Member of the Senate of Chile
- In office 1 June 1906 – 31 May 1918
- Constituency: Santiago

Personal details
- Born: August 16, 1853 Vallenar, Chile
- Died: October 13, 1928 Santiago, Chile
- Party: Conservative Party
- Spouse: Elisa Larraín
- Children: 4
- Education: University of Chile (LL.B)
- Profession: Lawyer

= Joaquín Walker Martínez =

Chilean politician (1853–1928)

Joaquín Walker Martínez (16 August 1853 – 13 October 1928) was a Chilean businessman, politician, writer and journalist who served as a member of the Chamber of Deputies of Chile and the Senate of Chile.

Associated with the Conservative Party, Walker served several terms in the Chamber of Deputies before representing Santiago in the Senate from 1906 to 1918.

==Biography==
Walker was born in Vallenar on 16 August 1853, the son of Alejandro Ashley Walker and Teresa Martínez Soria. He studied humanities at the Liceo de Copiapó and later pursued law studies in Santiago. He married Elisa Larraín Alcalde in 1882, with whom he had four children.

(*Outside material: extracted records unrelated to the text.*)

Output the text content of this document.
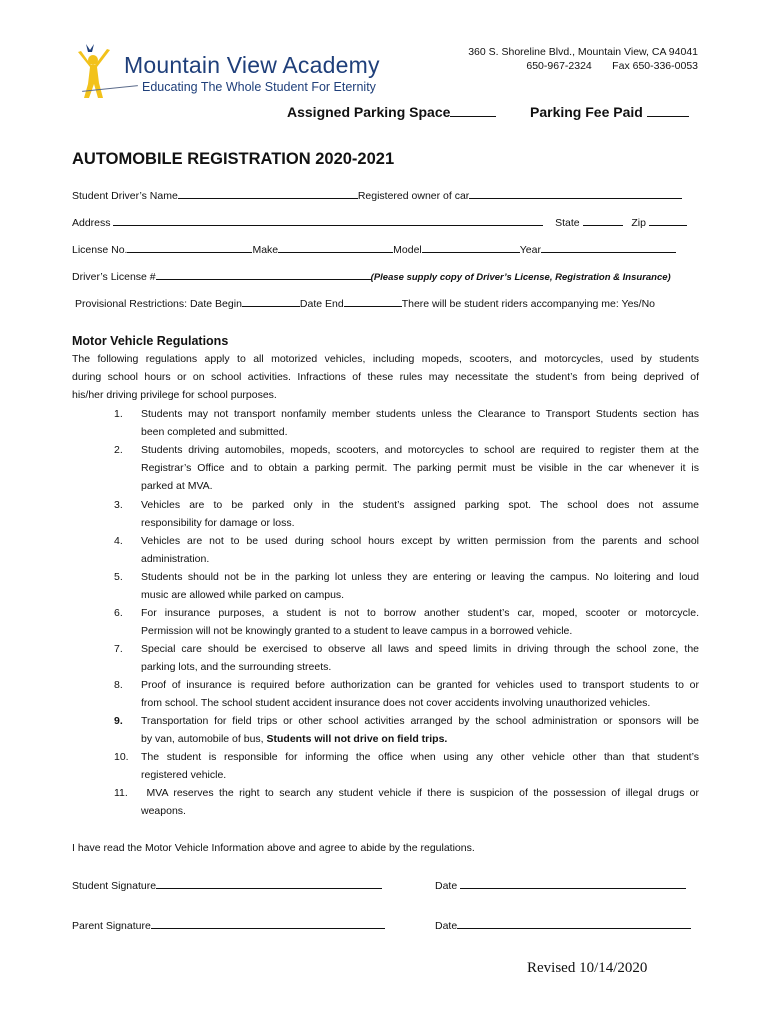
Mountain View Academy
Educating The Whole Student For Eternity
360 S. Shoreline Blvd., Mountain View, CA 94041
650-967-2324       Fax 650-336-0053
Assigned Parking Space	Parking Fee Paid
AUTOMOBILE REGISTRATION 2020-2021
Student Driver’s Name	Registered owner of car
Address	State	Zip
License No.	Make	Model	Year
Driver’s License #	(Please supply copy of Driver’s License, Registration & Insurance)
Provisional Restrictions: Date Begin	Date End	There will be student riders accompanying me: Yes/No
Motor Vehicle Regulations
The following regulations apply to all motorized vehicles, including mopeds, scooters, and motorcycles, used by students
during school hours or on school activities. Infractions of these rules may necessitate the student’s from being deprived of
his/her driving privilege for school purposes.
1.	Students may not transport nonfamily member students unless the Clearance to Transport Students section has
been completed and submitted.
2.	Students driving automobiles, mopeds, scooters, and motorcycles to school are required to register them at the
Registrar’s Office and to obtain a parking permit. The parking permit must be visible in the car whenever it is
parked at MVA.
3.	Vehicles are to be parked only in the student’s assigned parking spot. The school does not assume
responsibility for damage or loss.
4.	Vehicles are not to be used during school hours except by written permission from the parents and school
administration.
5.	Students should not be in the parking lot unless they are entering or leaving the campus. No loitering and loud
music are allowed while parked on campus.
6.	For insurance purposes, a student is not to borrow another student’s car, moped, scooter or motorcycle.
Permission will not be knowingly granted to a student to leave campus in a borrowed vehicle.
7.	Special care should be exercised to observe all laws and speed limits in driving through the school zone, the
parking lots, and the surrounding streets.
8.	Proof of insurance is required before authorization can be granted for vehicles used to transport students to or
from school. The school student accident insurance does not cover accidents involving unauthorized vehicles.
9.	Transportation for field trips or other school activities arranged by the school administration or sponsors will be
by van, automobile of bus, Students will not drive on field trips.
10.	The student is responsible for informing the office when using any other vehicle other than that student’s
registered vehicle.
11.	MVA reserves the right to search any student vehicle if there is suspicion of the possession of illegal drugs or
weapons.
I have read the Motor Vehicle Information above and agree to abide by the regulations.
Student Signature	Date
Parent Signature	Date
Revised 10/14/2020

He worked in business and journalism, becoming a prominent editor of El Independiente. He entered Congress in 1879 and subsequently represented Santiago and several constituencies in the Chamber of Deputies between 1879 and 1903.

During the Chilean Civil War of 1891, Walker supported the congressional forces and served as Minister of Finance. He later held several diplomatic appointments, representing Chile in Brazil, Argentina, the United States and Cuba.

Walker entered the Senate in 1906 as representative for Santiago and was reelected for the 1912–1918 term. He remained active in politics, diplomacy and writing during his later career.

Walker died in Santiago on 13 October 1928.